Once the seeds have sprouted, allow them to grow until they’re approximately two to three inches tall. Choose the strongest plant and cut the remaining plants off at soil level using scissors. This can avoid harming the roots of the plant you’re keeping. Continue to care for the seedling by providing adequate light, warmth, and light watering sessions until it reaches maturity.
Now that you have lemon balm growing in your home, it’s time to learn how to properly care for the plant throughout the growing process.
Caring for Lemon Balm Indoors
Lemon balm isn’t a picky plant. It only requires proper watering. Let’s discuss how you can adequately water this herb. It’s wise to use the deep watering method when watering lemon balm. Sit the planter in the kitchen sink and pour water over it until it’s draining out of the bottom of the planter.
Leave the plant sitting in the sink until it has drained fully. Once done, place it back in its growing area. When the top of the soil appears dry, stick your finger into it.
If the soil is dry to the first knuckle, it’s time to water the plant again. If not, wait a day or two and test the soil again. This method of watering ensures the plant receives an adequate amount of water without applying too much to the plant.
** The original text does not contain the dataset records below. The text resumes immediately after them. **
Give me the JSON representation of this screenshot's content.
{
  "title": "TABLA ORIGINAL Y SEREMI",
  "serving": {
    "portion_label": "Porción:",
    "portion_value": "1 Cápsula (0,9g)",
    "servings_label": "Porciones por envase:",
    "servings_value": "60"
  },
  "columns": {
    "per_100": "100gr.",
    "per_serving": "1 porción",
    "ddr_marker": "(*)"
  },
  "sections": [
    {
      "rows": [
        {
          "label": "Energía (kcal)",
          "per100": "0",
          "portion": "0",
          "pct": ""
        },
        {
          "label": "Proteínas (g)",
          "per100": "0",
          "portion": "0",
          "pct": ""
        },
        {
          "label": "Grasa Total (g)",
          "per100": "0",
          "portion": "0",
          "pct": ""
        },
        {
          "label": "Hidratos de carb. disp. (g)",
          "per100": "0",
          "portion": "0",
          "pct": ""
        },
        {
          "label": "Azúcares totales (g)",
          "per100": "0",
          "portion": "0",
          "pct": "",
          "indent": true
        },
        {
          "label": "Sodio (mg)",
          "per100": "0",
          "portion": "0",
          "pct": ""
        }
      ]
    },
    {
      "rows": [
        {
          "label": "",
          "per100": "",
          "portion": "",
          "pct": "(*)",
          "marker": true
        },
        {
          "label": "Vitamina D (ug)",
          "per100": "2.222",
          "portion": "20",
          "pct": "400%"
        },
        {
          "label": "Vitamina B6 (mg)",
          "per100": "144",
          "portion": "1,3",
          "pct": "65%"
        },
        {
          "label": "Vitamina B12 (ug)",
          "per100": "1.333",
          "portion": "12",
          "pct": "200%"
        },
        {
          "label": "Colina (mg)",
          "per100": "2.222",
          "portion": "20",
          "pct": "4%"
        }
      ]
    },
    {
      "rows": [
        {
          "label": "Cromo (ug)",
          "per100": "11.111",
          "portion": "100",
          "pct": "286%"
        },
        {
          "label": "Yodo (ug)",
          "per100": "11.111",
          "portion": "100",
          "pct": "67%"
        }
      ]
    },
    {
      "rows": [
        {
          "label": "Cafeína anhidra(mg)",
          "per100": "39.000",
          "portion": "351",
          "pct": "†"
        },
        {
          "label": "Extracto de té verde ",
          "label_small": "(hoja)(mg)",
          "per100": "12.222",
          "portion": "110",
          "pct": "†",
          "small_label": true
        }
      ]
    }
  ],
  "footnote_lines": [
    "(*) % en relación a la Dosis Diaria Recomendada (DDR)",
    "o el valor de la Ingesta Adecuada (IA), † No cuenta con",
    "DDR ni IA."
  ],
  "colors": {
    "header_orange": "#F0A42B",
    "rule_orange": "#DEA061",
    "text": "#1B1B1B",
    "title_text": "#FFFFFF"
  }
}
Lemon balm is easy to get along with when it comes to both temperatures and humidity. Be sure you don’t place the plant near drafty locations or heat sources to avoid extreme fluctuations in the temperatures surrounding the plant.
Other than this, there’s nothing you need to do to provide any warmth or humidity to this herb. You also won’t need to fertilize lemon balm because it can impact the flavor of the plant.
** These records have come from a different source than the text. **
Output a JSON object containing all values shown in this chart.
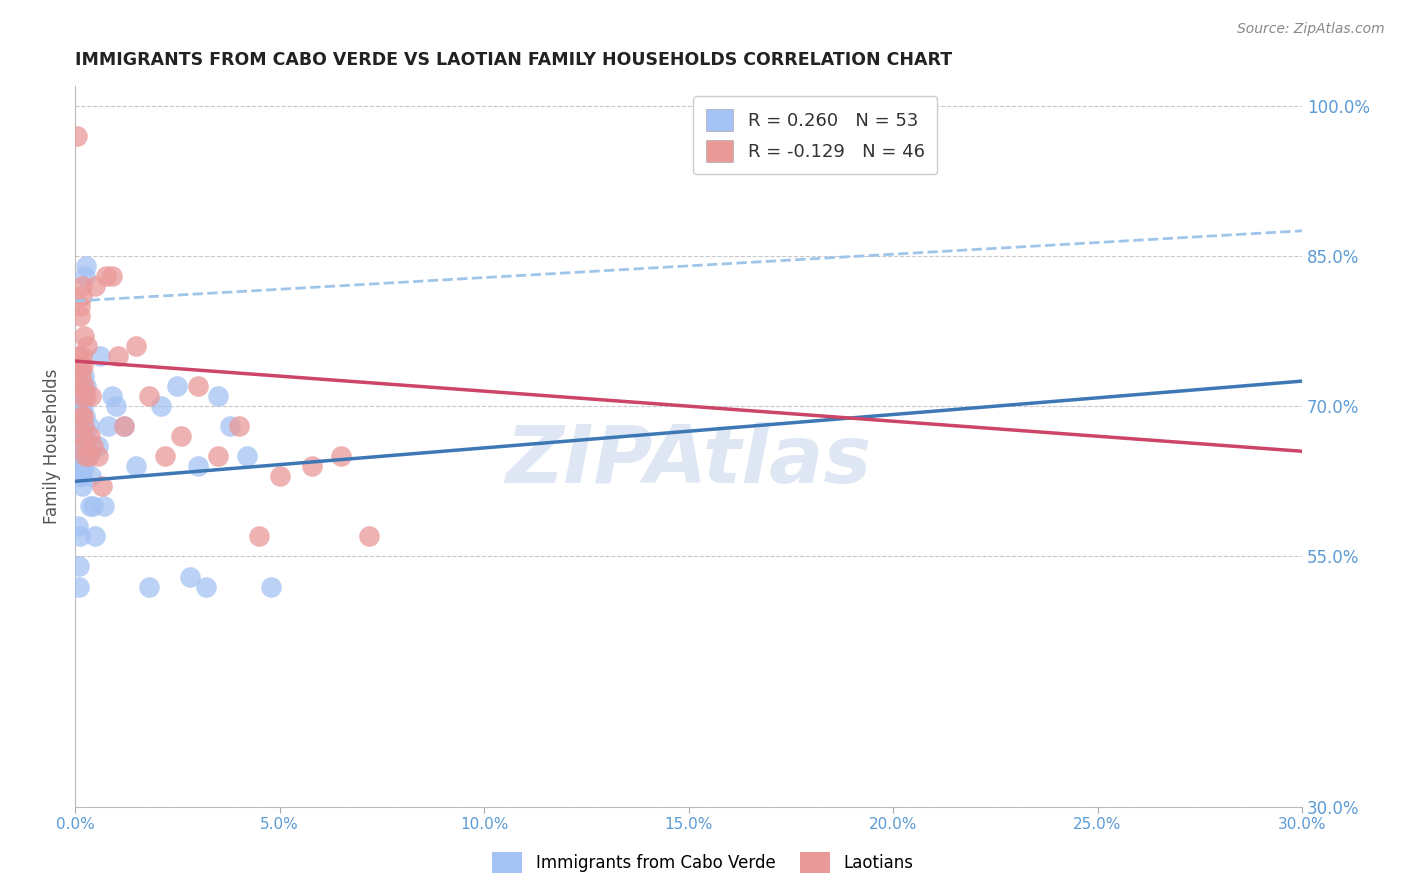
{
  "title": "IMMIGRANTS FROM CABO VERDE VS LAOTIAN FAMILY HOUSEHOLDS CORRELATION CHART",
  "source": "Source: ZipAtlas.com",
  "ylabel": "Family Households",
  "right_yticks": [
    30.0,
    55.0,
    70.0,
    85.0,
    100.0
  ],
  "xlim": [
    0.0,
    30.0
  ],
  "ylim": [
    30.0,
    102.0
  ],
  "cabo_verde_R": 0.26,
  "cabo_verde_N": 53,
  "laotian_R": -0.129,
  "laotian_N": 46,
  "blue_scatter_color": "#a4c2f4",
  "pink_scatter_color": "#ea9999",
  "blue_line_color": "#3d78b5",
  "pink_line_color": "#cc4466",
  "blue_dashed_color": "#9fc5e8",
  "watermark": "ZIPAtlas",
  "watermark_color": "#c8d8ec",
  "background_color": "#ffffff",
  "grid_color": "#c8c8c8",
  "axis_label_color": "#5b9bd5",
  "title_color": "#222222",
  "cabo_verde_x": [
    0.05,
    0.07,
    0.09,
    0.1,
    0.11,
    0.12,
    0.13,
    0.13,
    0.14,
    0.14,
    0.15,
    0.15,
    0.16,
    0.16,
    0.17,
    0.17,
    0.18,
    0.18,
    0.19,
    0.2,
    0.2,
    0.21,
    0.22,
    0.22,
    0.23,
    0.24,
    0.25,
    0.26,
    0.28,
    0.3,
    0.33,
    0.36,
    0.4,
    0.44,
    0.5,
    0.55,
    0.6,
    0.7,
    0.8,
    0.9,
    1.0,
    1.2,
    1.5,
    1.8,
    2.1,
    2.5,
    2.8,
    3.0,
    3.2,
    3.5,
    3.8,
    4.2,
    4.8
  ],
  "cabo_verde_y": [
    63,
    58,
    54,
    52,
    57,
    66,
    65,
    64,
    68,
    63,
    65,
    70,
    64,
    68,
    62,
    72,
    63,
    65,
    71,
    66,
    70,
    64,
    67,
    73,
    65,
    69,
    83,
    84,
    72,
    65,
    68,
    60,
    63,
    60,
    57,
    66,
    75,
    60,
    68,
    71,
    70,
    68,
    64,
    52,
    70,
    72,
    53,
    64,
    52,
    71,
    68,
    65,
    52
  ],
  "laotian_x": [
    0.05,
    0.07,
    0.09,
    0.11,
    0.12,
    0.13,
    0.14,
    0.15,
    0.15,
    0.16,
    0.16,
    0.17,
    0.18,
    0.18,
    0.19,
    0.19,
    0.2,
    0.21,
    0.22,
    0.23,
    0.25,
    0.27,
    0.3,
    0.33,
    0.36,
    0.4,
    0.45,
    0.5,
    0.55,
    0.65,
    0.75,
    0.9,
    1.05,
    1.2,
    1.5,
    1.8,
    2.2,
    2.6,
    3.0,
    3.5,
    4.0,
    4.5,
    5.0,
    5.8,
    6.5,
    7.2
  ],
  "laotian_y": [
    97,
    74,
    75,
    79,
    72,
    80,
    73,
    74,
    71,
    75,
    67,
    69,
    81,
    82,
    69,
    66,
    74,
    77,
    72,
    68,
    65,
    71,
    76,
    65,
    67,
    71,
    66,
    82,
    65,
    62,
    83,
    83,
    75,
    68,
    76,
    71,
    65,
    67,
    72,
    65,
    68,
    57,
    63,
    64,
    65,
    57
  ],
  "blue_reg_x0": 0.0,
  "blue_reg_y0": 62.5,
  "blue_reg_x1": 30.0,
  "blue_reg_y1": 72.5,
  "pink_reg_x0": 0.0,
  "pink_reg_y0": 74.5,
  "pink_reg_x1": 30.0,
  "pink_reg_y1": 65.5,
  "dashed_x0": 0.0,
  "dashed_y0": 80.5,
  "dashed_x1": 30.0,
  "dashed_y1": 87.5
}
By providing water, in the correct way, your lemon balm plant should thrive indoors under your care. It doesn’t get much easier than this when caring for a plant.
Pests and Diseases That Might Impact Lemon Balm When Growing Indoors
Lemon balm has only a few pests and diseases which might bring it harm during its time growing inside your home.
The pests which most commonly bother this herb, indoors, are aphids and spider mites. Both can be treated with insecticidal soap or by forcefully spraying them with water to dislodge the pests from your plant.
The diseases which most commonly impact this herb are powdery mildew and root rot. Powdery mildew is a fungal disease which occurs when the plant doesn’t have enough airflow and is receiving too much water.
You can treat the disease with a fungicide, reduce the amount of water being applied to the plant, and prune your lemon balm to increase airflow around the plant.
Root rot usually occurs when the plant is being overwatered and the soil isn’t draining fast enough. You can attempt to save the plant by removing it from its current growing conditions and allowing the plant to remain out of soil for a few hours to dry the roots.
From there, you can transplant it into soil and a container which drains better. This doesn’t always work, but it’s worth a try before starting over.
The best method for beating root rot is prevention. Take all of this into consideration when caring for your lemon balm plants.
How to Harvest Lemon Balm
Lemon balm can be harvested once the plant’s foliage is producing. You can harvest the foliage early or later. This will boil down to personal preference.
However, when harvesting lemon balm, use scissors to cut the foliage away from the plant. Don’t cut too closely to the soil, or the plant won’t grow back. Once you’ve harvested the leaves, you can use them fresh or dehydrate them for later use. You’ve now grown lemon balm from start to finish. Whether you’re an established gardener or someone who is new to the idea, lemon balm is a great plant to work with.
It requires little care, is a gorgeous addition to most living spaces, and provides a delicious herb that’s great for many uses. Add lemon balm to your home to brighten up your surroundings.